Груздев отошел в сторону, потом повернулся, посмотрел пристально и проговорил раздумчиво, как бы про себя:

— Осталось немного, да и не слишком мало. Как говорят, начать да кончить… Я думаю, сладим. Не впервой.

— Конечно, сладим, Илья Петрович! Были бы блоки и бетон.

— Будут, Елена Андреевна, будут. Ну, счастливого отдыха! — Груздев протянул крепкую руку и добавил: — Гляди, чтобы твоя Катя в полынью не шлепнулась.

Он ушел, неторопливо, по-хозяйски ступая по рыхлой наледи, чуть склонив голову, не глядя вперед и, как решила Лена, — занятый своими многими думами.

А думал Груздев в эти минуты об одном: о вечной молодости жизни, не своей — она давным-давно ушла, и только воспоминания остались о ней, пусть ясные, как утро погожего дня, ничуть не затуманенные временем, — а именно о вечной молодости.

Как в прежние годы, так и сегодня все прибывает и прибывает в жизнь юная поросль. Только вчера гомонили под окнами мальчишки и девчонки, а глядишь, они уже — юноши, девушки; серьезно задумываются о самостоятельных путях-дорогах. А как по ним пойдут — твердо ступая и смело глядя вперед, преодолевая препятствия, которых хоть отбавляй, или — робко, неуверенно, пасуя перед трудностями, уступая им? Ведь только подумать, сколько надо набить шишек на лбу, прежде чем все станет ясно и все просто, а если и не станет, то потом, с годами, способнее будет преодолевать все неожиданности и невзгоды. И, конечно, тем способнее, чем яснее цель и крепче вера в свое призвание.
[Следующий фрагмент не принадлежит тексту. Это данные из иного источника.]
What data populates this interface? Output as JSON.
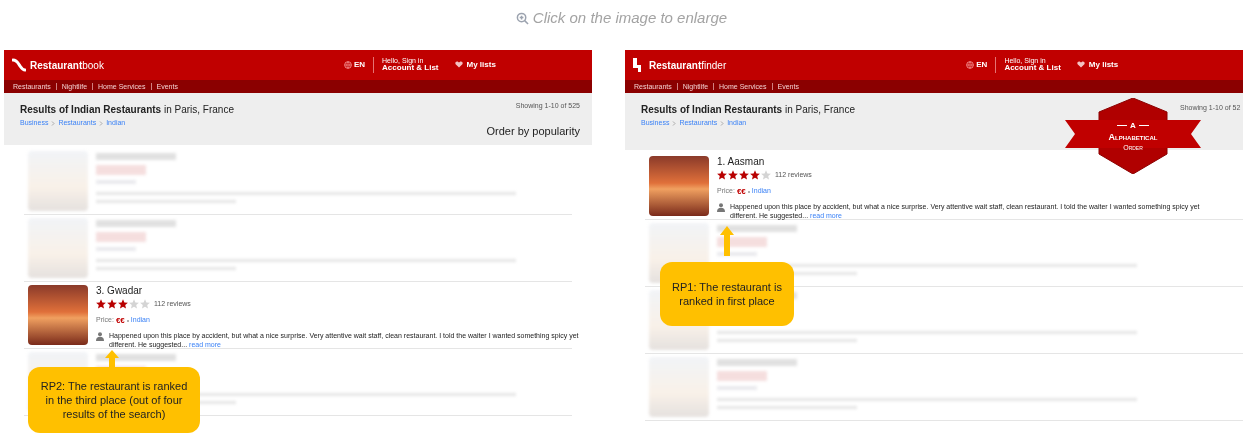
{
  "caption": {
    "text": "Click on the image to enlarge"
  },
  "panels": [
    {
      "brand": "Restaurant",
      "brand_suffix": "book",
      "language": "EN",
      "greeting": "Hello, Sign in",
      "account": "Account & List",
      "lists": "My lists",
      "nav": [
        "Restaurants",
        "Nightlife",
        "Home Services",
        "Events"
      ],
      "title": "**Results of Indian Restaurants** in Paris, France",
      "breadcrumbs": [
        "Business",
        "Restaurants",
        "Indian"
      ],
      "showing": "Showing 1-10 of 525",
      "order": "Order by popularity",
      "results": [
        {
          "kind": "blurred"
        },
        {
          "kind": "blurred"
        },
        {
          "kind": "featured",
          "name": "3. Gwadar",
          "stars": 3,
          "reviews": "112 reviews",
          "price_label": "Price:",
          "price": "€€",
          "cuisine": "Indian",
          "review": "Happened upon this place by accident, but what a nice surprise. Very attentive wait staff, clean restaurant. I told the waiter I wanted something spicy yet different. He suggested...",
          "read_more": "read more"
        },
        {
          "kind": "blurred"
        }
      ],
      "callout": "RP2: The restaurant is ranked in the third place (out of four results of the search)"
    },
    {
      "brand": "Restaurant",
      "brand_suffix": "finder",
      "language": "EN",
      "greeting": "Hello, Sign in",
      "account": "Account & List",
      "lists": "My lists",
      "nav": [
        "Restaurants",
        "Nightlife",
        "Home Services",
        "Events"
      ],
      "title": "**Results of Indian Restaurants** in Paris, France",
      "breadcrumbs": [
        "Business",
        "Restaurants",
        "Indian"
      ],
      "showing": "Showing 1-10 of 52",
      "badge": {
        "letter": "A",
        "title": "Alphabetical",
        "subtitle": "Order"
      },
      "results": [
        {
          "kind": "featured",
          "name": "1. Aasman",
          "stars": 4,
          "reviews": "112 reviews",
          "price_label": "Price:",
          "price": "€€",
          "cuisine": "Indian",
          "review": "Happened upon this place by accident, but what a nice surprise. Very attentive wait staff, clean restaurant. I told the waiter I wanted something spicy yet different. He suggested...",
          "read_more": "read more"
        },
        {
          "kind": "blurred"
        },
        {
          "kind": "blurred"
        },
        {
          "kind": "blurred"
        }
      ],
      "callout": "RP1: The restaurant is ranked in first place"
    }
  ]
}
Никто другой, кроме тех, кто видел смену многих лет и зим и научился хоть бы сколько-нибудь понимать жизнь, не может наставить на верный путь таких, как Лена и Катя Кудрявцева.

Груздев вспомнил о скором приезде жены. Вот и она всю себя отдала юному поколению — детворе. Но детство детством, а школа трудовой, самостоятельной жизни — совсем другое дело.


Воскресное утро началось, как обычно, с назойливых звуков радиолы. Лена уже давно слышала надоевшие мелодии, а проснуться не могла. Наконец она открыла глаза, недобрым словом помянув молодую врачиху Нину, которая жила в соседней комнате. «Далась ей эта музыка. Хоть бы в воскресенье отоспаться». Потом вспомнился вчерашний вечер, встреча с Груздевым и все, что произошло после того, когда он ушел.

Катюха все-таки выкупалась в полынье, докружилась на льдине до того, что поскользнулась и угодила в воду. Лена едва вытянула ее на берег, а когда пришли в общежитие, у Кати не попадал зуб на зуб. Телогрейка задубела на холоде. Катя сбросила ее, отстегнула юбку, которая слетела вниз и колоколом встала на полу. Хорошо, что в душевой оказалась горячая вода. Докрасна распарилась Катя. Она шумно ворвалась в комнату и принялась тормошить задремавшую Лену.

— Не спишь ведь! Лен! Вижу, что не спишь. Вставай, лечиться будем… Ну, погоди, — пригрозила она, раздирая гребнем волосы, — сейчас я тебя оживлю!

Она навалилась на Лену разгоряченным телом, стала лохматить ее волосы. Лена увидела озорные Катины глаза, смеющийся рот, ее розовую шею, тяжелые, налитые груди.

— Растормошу, растормошу лежебоку. Ишь — не вовремя улеглась. Лечиться надо. Вот и чекушечка, что давеча купила, пригодится.

Пришлось встать. А Катя ходила по комнате шумливая, возбужденная: сняла с гвоздя теплый халат, надела его поверх ситцевого, подпоясалась косынкой и уселась за стол.

— Что есть станем? — спросила она, ставя на стол чекушку, никелированный кофейник, и сама же ответила: — Есть селедка и вчерашний сыр. Вот они, за окном.

Она переложила на стол свертки, ловко сдернула ножом пробку, налила водку в стаканы.

— Ну, давай! — Катя подняла стакан, держа его кончиками пальцев за самое донышко, медленно поднесла к губам и так же медленно, маленькими глотками, выпила до последней капли, потом опустила голову, тряхнула упавшими на лоб мокрыми кудряшками и выдохнула: — Ух!.. Жжет!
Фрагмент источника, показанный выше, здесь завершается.